Обрывки слов застревали в горле...

Кто первый произнес: пойдем? Кто из них первый высказал то, чем оба были полны? Кто кого повлек, почти понес, порывисто, быстро, в соседнюю спальную?..

Но посреди спальной они остановились.

На кровати, измятой, скомканной, неопрятной гостиничной кровати, неубранной еще после того, как днем на ней спала Шура с кандидатом, лежал в неудобной позе товарищ Шахова — Коля. Он спал тяжелым беспокойным пьяным сном.

Увлеченные самими собою, захваченные нароставшим чувством, они не заметили, как он, проснувшись, встал из-за стола и, бормоча что-то по их адресу, перешел в спальную. Они совершенно забыли о нем и теперь стояли в нерешительности с недоуменно-злыми лицами.

Но Шахов тотчас-же оправился и повлек Шуру назад.

— Поедем Шура! Поедем отсюда скорее!.. Сегодня мы должны быть вместе, одни, как когда-то!.. Уедем Шура, мой найденыш, Шурочка, моя маленькая девочка...

Он держал ее за талию, чувствовал ее, влек к себе и сам тянулся к ней своими воспаленными губами. Но Шура всем телом не давалась ему, отталкивала его.

Глаза ее вдруг потухли, сузились, на лбу выступили мелкие, резкие морщинки. Вид пьяного, спящего кандидата сразу отрезвил ее. Целый каскад мыслей пронесся в голове, забуравил мозг.
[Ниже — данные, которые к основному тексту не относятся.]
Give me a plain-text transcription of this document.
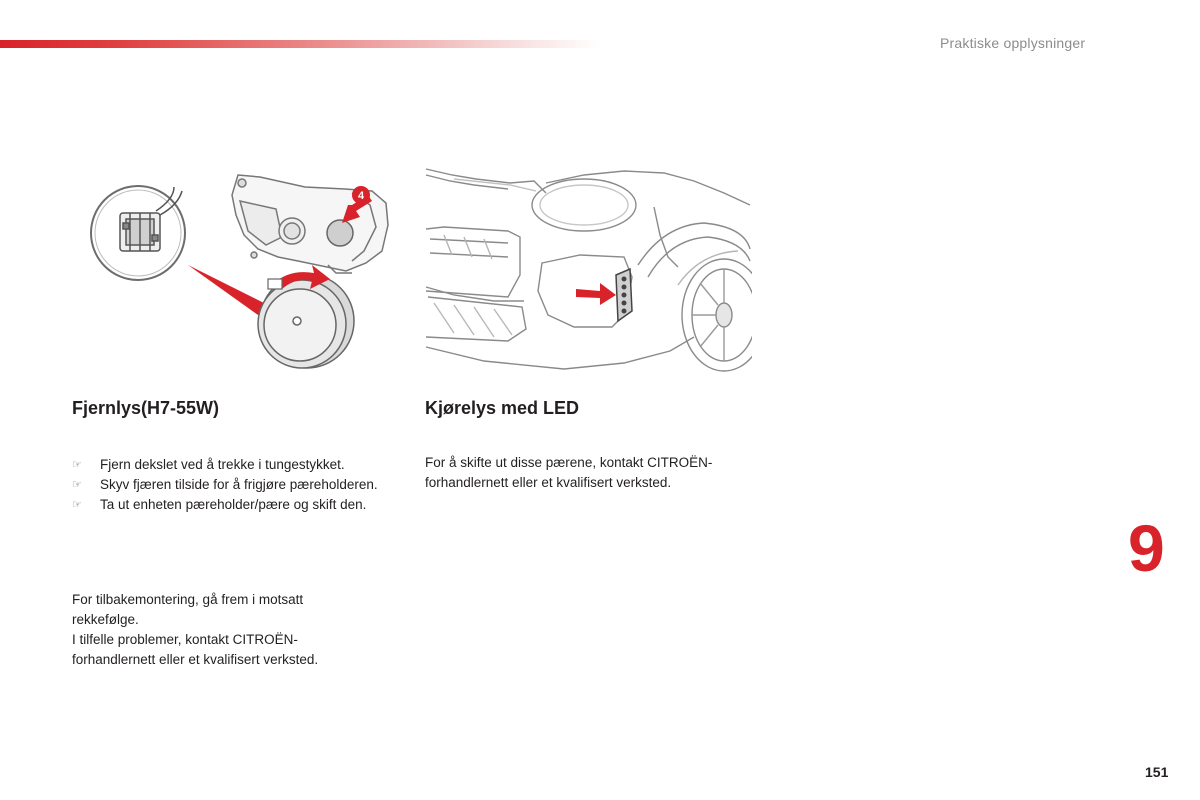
Praktiske opplysninger
4
Fjernlys(H7-55W)	Kjørelys med LED
☞	Fjern dekslet ved å trekke i tungestykket.
☞	Skyv fjæren tilside for å frigjøre pæreholderen.
☞	Ta ut enheten pæreholder/pære og skift den.

For å skifte ut disse pærene, kontakt CITROËN-forhandlernett eller et kvalifisert verksted.

For tilbakemontering, gå frem i motsatt rekkefølge.
I tilfelle problemer, kontakt CITROËN-forhandlernett eller et kvalifisert verksted.
9
151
Почему-то промелькнуло в памяти личико дочери... А Шахов не понимал ее упорства и делался все возбужденнее, нервнее, настойчивее и уж не просил, а требовал...

— Ведь ты моя, больше чем всех их... Ты моя по праву первой любви... И сейчас ты любишь только меня... Идем же скорее, пока не поздно, пока у меня есть время, я свободен... Ты моя, только моя! Идем же...
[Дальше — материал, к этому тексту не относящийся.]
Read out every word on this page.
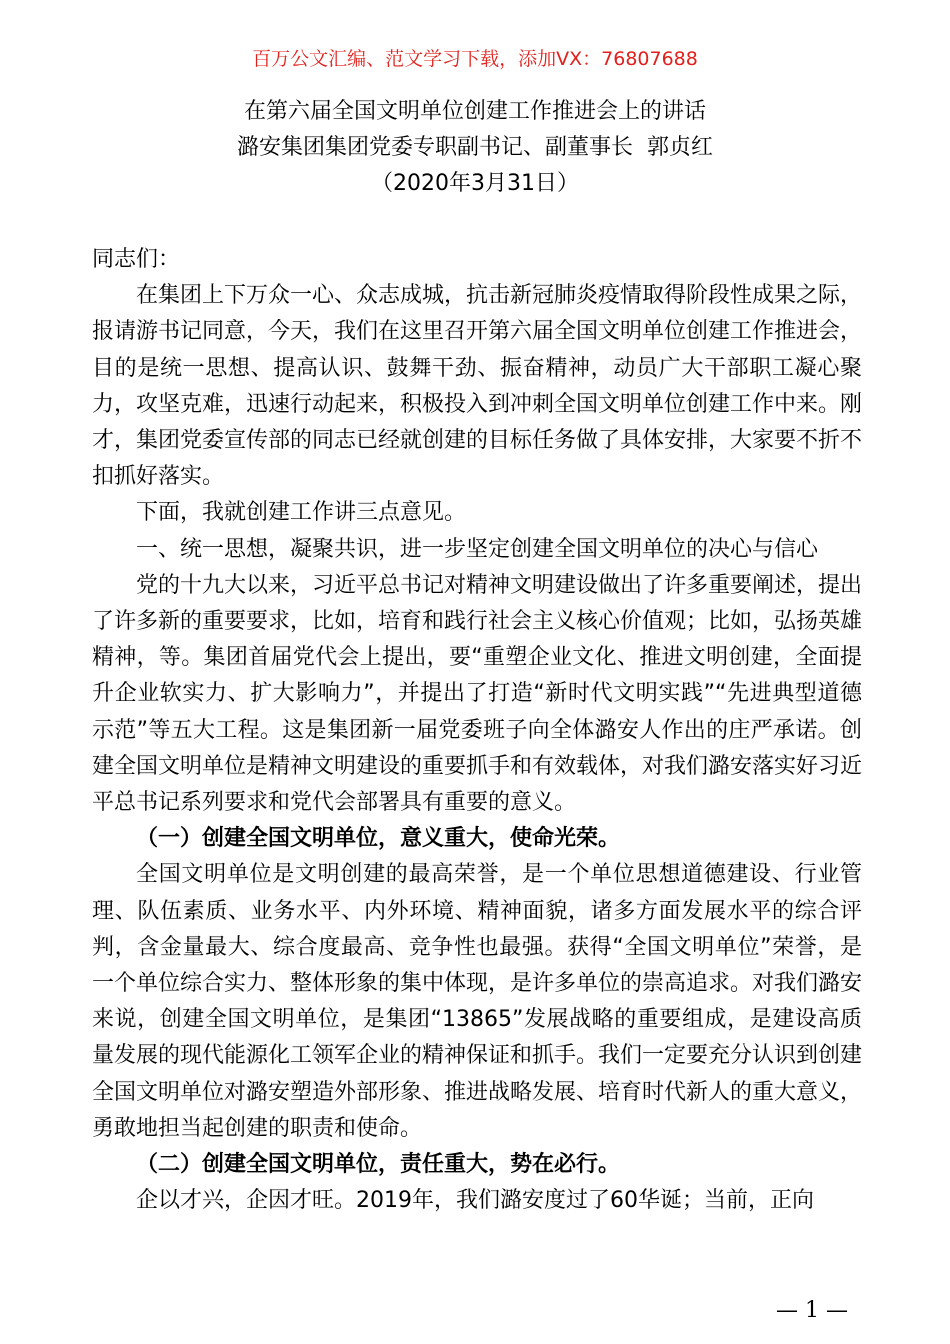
百万公文汇编、范文学习下载，添加VX：76807688
在第六届全国文明单位创建工作推进会上的讲话
潞安集团集团党委专职副书记、副董事长  郭贞红
（2020年3月31日）

同志们：

在集团上下万众一心、众志成城，抗击新冠肺炎疫情取得阶段性成果之际，报请游书记同意，今天，我们在这里召开第六届全国文明单位创建工作推进会，目的是统一思想、提高认识、鼓舞干劲、振奋精神，动员广大干部职工凝心聚力，攻坚克难，迅速行动起来，积极投入到冲刺全国文明单位创建工作中来。刚才，集团党委宣传部的同志已经就创建的目标任务做了具体安排，大家要不折不扣抓好落实。

下面，我就创建工作讲三点意见。

一、统一思想，凝聚共识，进一步坚定创建全国文明单位的决心与信心

党的十九大以来，习近平总书记对精神文明建设做出了许多重要阐述，提出了许多新的重要要求，比如，培育和践行社会主义核心价值观；比如，弘扬英雄精神，等。集团首届党代会上提出，要“重塑企业文化、推进文明创建，全面提升企业软实力、扩大影响力”，并提出了打造“新时代文明实践”“先进典型道德示范”等五大工程。这是集团新一届党委班子向全体潞安人作出的庄严承诺。创建全国文明单位是精神文明建设的重要抓手和有效载体，对我们潞安落实好习近平总书记系列要求和党代会部署具有重要的意义。

（一）创建全国文明单位，意义重大，使命光荣。

全国文明单位是文明创建的最高荣誉，是一个单位思想道德建设、行业管理、队伍素质、业务水平、内外环境、精神面貌，诸多方面发展水平的综合评判，含金量最大、综合度最高、竞争性也最强。获得“全国文明单位”荣誉，是一个单位综合实力、整体形象的集中体现，是许多单位的崇高追求。对我们潞安来说，创建全国文明单位，是集团“13865”发展战略的重要组成，是建设高质量发展的现代能源化工领军企业的精神保证和抓手。我们一定要充分认识到创建全国文明单位对潞安塑造外部形象、推进战略发展、培育时代新人的重大意义，勇敢地担当起创建的职责和使命。

（二）创建全国文明单位，责任重大，势在必行。

企以才兴，企因才旺。2019年，我们潞安度过了60华诞；当前，正向

— 1 —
И вдруг бешенство, неудержимое, злое охватило ее, заклокотало в груди, залило мозг. Ей захотелось броситься на Шахова и, закрывши глаза, бить его, по чему попало, бить нещадно, чтобы теплая липкая кровь сочилась по ее рукам, брызгала на стены, бить так, как бьют только проституток и воров. И неистово вопить, кричать во всю силу легких, выговорить все, что накипело, наросло и рвалось наружу.
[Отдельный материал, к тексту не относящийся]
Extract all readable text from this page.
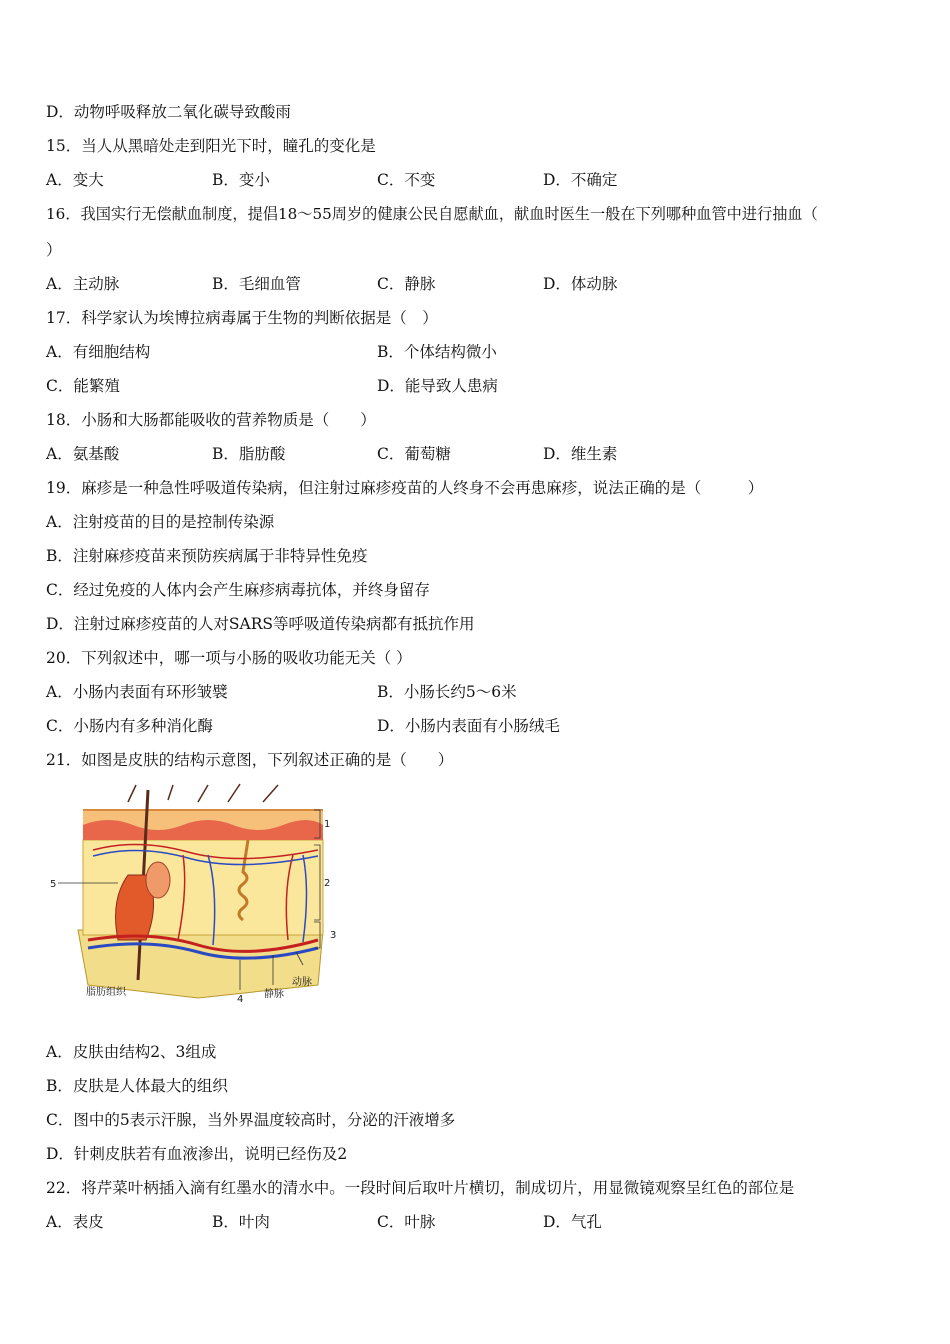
D．动物呼吸释放二氧化碳导致酸雨
15．当人从黑暗处走到阳光下时，瞳孔的变化是
A．变大	B．变小	C．不变	D．不确定
16．我国实行无偿献血制度，提倡18～55周岁的健康公民自愿献血，献血时医生一般在下列哪种血管中进行抽血（
）
A．主动脉	B．毛细血管	C．静脉	D．体动脉
17．科学家认为埃博拉病毒属于生物的判断依据是（　）
A．有细胞结构	B．个体结构微小
C．能繁殖	D．能导致人患病
18．小肠和大肠都能吸收的营养物质是（　　）
A．氨基酸	B．脂肪酸	C．葡萄糖	D．维生素
19．麻疹是一种急性呼吸道传染病，但注射过麻疹疫苗的人终身不会再患麻疹，说法正确的是（　　　）
A．注射疫苗的目的是控制传染源
B．注射麻疹疫苗来预防疾病属于非特异性免疫
C．经过免疫的人体内会产生麻疹病毒抗体，并终身留存
D．注射过麻疹疫苗的人对SARS等呼吸道传染病都有抵抗作用
20．下列叙述中，哪一项与小肠的吸收功能无关（ ）
A．小肠内表面有环形皱襞	B．小肠长约5～6米
C．小肠内有多种消化酶	D．小肠内表面有小肠绒毛
21．如图是皮肤的结构示意图，下列叙述正确的是（　　）
1
2
3
4
5
脂肪组织	静脉
动脉
A．皮肤由结构2、3组成
B．皮肤是人体最大的组织
C．图中的5表示汗腺，当外界温度较高时，分泌的汗液增多
D．针刺皮肤若有血液渗出，说明已经伤及2
22．将芹菜叶柄插入滴有红墨水的清水中。一段时间后取叶片横切，制成切片，用显微镜观察呈红色的部位是
A．表皮	B．叶肉	C．叶脉	D．气孔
Но она сдержала порыв, стиснула зубы до боли, и рванувшись, вырвалась из его объятий...

Теперь Шура стояла перед Шаховым бледная, дрожащая, злая. Ее длинные нервные пальцы судорожно вцепились в спинку кресла, голос сделался резким, металлическим. Начав говорить спокойно, сдерживаясь, она постепенно теряла самообладание, повышала голос, и бросала слова в упор Шахову, будто хлестала его по физиономии резкими, короткими, отчетливыми ударами.

— Ты желаешь невозможного... Ты требуешь то, на что сегодня имеет право только твой приятель — Коля. Сегодняшняя ночь мною продана ему!.. И честь проститутки... Отчего же ты не смеешься? ведь это так смешно: честь проститутки... обязывает меня быть верной ему. Мой долг — охранять своего мертвецки пьяного „гостя“... Ха-ха-ха!.. Честь, долг!..

— А ты торопись! Тебя ждет жена... Она будет рада. Ты ей ничего не скажешь, и она с радостью пойдет навстречу твоей страсти, и успокоит твою разбушевавшуюся кровь. Глупая, бедная, жалкая девочка!.. Она верит тебе, любит тебя, как когда-то я верила и любила. Ты взял меня такой же чистой, наивной, доверчивой... Тогда ты был идейным юношей, теперь ты — идейный муж, гражданин...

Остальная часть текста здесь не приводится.